En 1994, Maura O’Donohue, à l’époque médecin et coordinatrice pour le sida au sein du Fonds catholique de développement d’outre-mer de la Caritas, a réalisé un sondage auprès de religieuses de 23 pays, la majorité en Afrique subsaharienne. Elle y dénonçait, parmi d’autres situations tragiques, les viols commis par des prêtres sur des religieuses, considérées comme des partenaires « sûres », dans des pays gravement atteints par l’épidémie de sida. Décédée en 2015, la religieuse irlandaise a présenté son travail au cardinal Eduardo Martínez, alors préfet de la Congrégation pour les instituts de vie consacrée (CIVC).
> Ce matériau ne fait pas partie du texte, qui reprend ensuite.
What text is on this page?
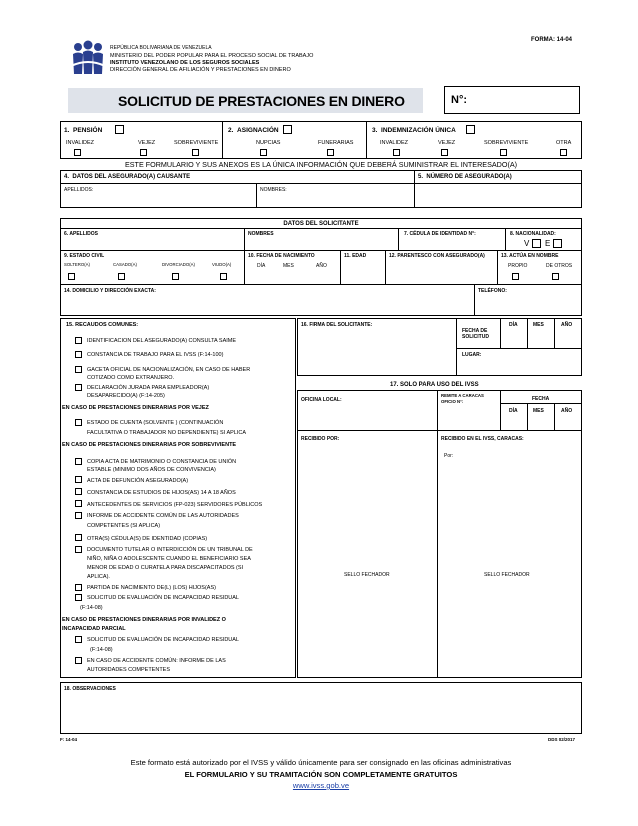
FORMA: 14-04
REPÚBLICA BOLIVARIANA DE VENEZUELA
MINISTERIO DEL PODER POPULAR PARA EL PROCESO SOCIAL DE TRABAJO
INSTITUTO VENEZOLANO DE LOS SEGUROS SOCIALES
DIRECCIÓN GENERAL DE AFILIACIÓN Y PRESTACIONES EN DINERO
SOLICITUD DE PRESTACIONES EN DINERO	N°:
1. PENSIÓN
INVALIDEZ	VEJEZ	SOBREVIVIENTE
2. ASIGNACIÓN
NUPCIAS	FUNERARIAS
3. INDEMNIZACIÓN ÚNICA
INVALIDEZ	VEJEZ	SOBREVIVIENTE	OTRA
ESTE FORMULARIO Y SUS ANEXOS ES LA ÚNICA INFORMACIÓN QUE DEBERÁ SUMINISTRAR EL INTERESADO(A)
4. DATOS DEL ASEGURADO(A) CAUSANTE	5. NÚMERO DE ASEGURADO(A)
APELLIDOS:	NOMBRES:
DATOS DEL SOLICITANTE
6. APELLIDOS	NOMBRES	7. CÉDULA DE IDENTIDAD N°:	8. NACIONALIDAD:
V E
9. ESTADO CIVIL
SOLTERO(A)	CASADO(A)	DIVORCIADO(A)	VIUDO(A)
10. FECHA DE NACIMIENTO
DÍA	MES	AÑO
11. EDAD	12. PARENTESCO CON ASEGURADO(A)	13. ACTÚA EN NOMBRE
PROPIO	DE OTROS
14. DOMICILIO Y DIRECCIÓN EXACTA:	TELÉFONO:
15. RECAUDOS COMUNES:
IDENTIFICACION DEL ASEGURADO(A) CONSULTA SAIME
CONSTANCIA DE TRABAJO PARA EL IVSS (F:14-100)
GACETA OFICIAL DE NACIONALIZACIÓN, EN CASO DE HABER
COTIZADO COMO EXTRANJERO.
DECLARACIÓN JURADA PARA EMPLEADOR(A)
DESAPARECIDO(A) (F:14-205)
EN CASO DE PRESTACIONES DINERARIAS POR VEJEZ
ESTADO DE CUENTA (SOLVENTE ) (CONTINUACIÓN
FACULTATIVA O TRABAJADOR NO DEPENDIENTE) SI APLICA
EN CASO DE PRESTACIONES DINERARIAS POR SOBREVIVIENTE
COPIA ACTA DE MATRIMONIO O CONSTANCIA DE UNIÓN
ESTABLE (MINIMO DOS AÑOS DE CONVIVENCIA)
ACTA DE DEFUNCIÓN ASEGURADO(A)
CONSTANCIA DE ESTUDIOS DE HIJOS(AS) 14 A 18 AÑOS
ANTECEDENTES DE SERVICIOS (FP-023) SERVIDORES PÚBLICOS
INFORME DE ACCIDENTE COMÚN DE LAS AUTORIDADES
COMPETENTES (SI APLICA)
OTRA(S) CÉDULA(S) DE IDENTIDAD (COPIAS)
DOCUMENTO TUTELAR O INTERDICCIÓN DE UN TRIBUNAL DE
NIÑO, NIÑA O ADOLESCENTE CUANDO EL BENEFICIARIO SEA
MENOR DE EDAD O CURATELA PARA DISCAPACITADOS (SI
APLICA).
PARTIDA DE NACIMIENTO DE(L) (LOS) HIJOS(AS)
SOLICITUD DE EVALUACIÓN DE INCAPACIDAD RESIDUAL
(F:14-08)
EN CASO DE PRESTACIONES DINERARIAS POR INVALIDEZ O
INCAPACIDAD PARCIAL
SOLICITUD DE EVALUACIÓN DE INCAPACIDAD RESIDUAL
(F:14-08)
EN CASO DE ACCIDENTE COMÚN: INFORME DE LAS
AUTORIDADES COMPETENTES
16. FIRMA DEL SOLICITANTE:
FECHA DE SOLICITUD
DÍA	MES	AÑO
LUGAR:
17. SOLO PARA USO DEL IVSS
OFICINA LOCAL:
REMITE A CARACAS OFICIO N°:	FECHA
DÍA	MES	AÑO
RECIBIDO POR:	RECIBIDO EN EL IVSS, CARACAS:
Por:
SELLO FECHADOR	SELLO FECHADOR
18. OBSERVACIONES
F: 14-04	DDS 02/2017
Este formato está autorizado por el IVSS y válido únicamente para ser consignado en las oficinas administrativas
EL FORMULARIO Y SU TRAMITACIÓN SON COMPLETAMENTE GRATUITOS
www.ivss.gob.ve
En novembre 1998, un autre rapport de quatre pages est présenté à Rome, signé par la supérieure générale des sœurs missionnaires Notre-Dame d’Afrique, la religieuse écossaise, Marie McDonald. Il est exposé devant l’Union internationale des supérieures générales (UISG), l’Union des supérieurs généraux, son homologue masculin, et la CIVC. « Le harcèlement sexuel et même le viol de sœurs par des prêtres et des évêques sont fréquents », affirmait la religieuse dans son enquête en ajoutant que « parfois, lorsqu’une sœur tombe enceinte, le prêtre insiste pour qu’elle se fasse avorter ». Sollicitée par La Croix, sœur McDonald n’a pas voulu répondre. Vingt ans après, elle ne veut plus parler.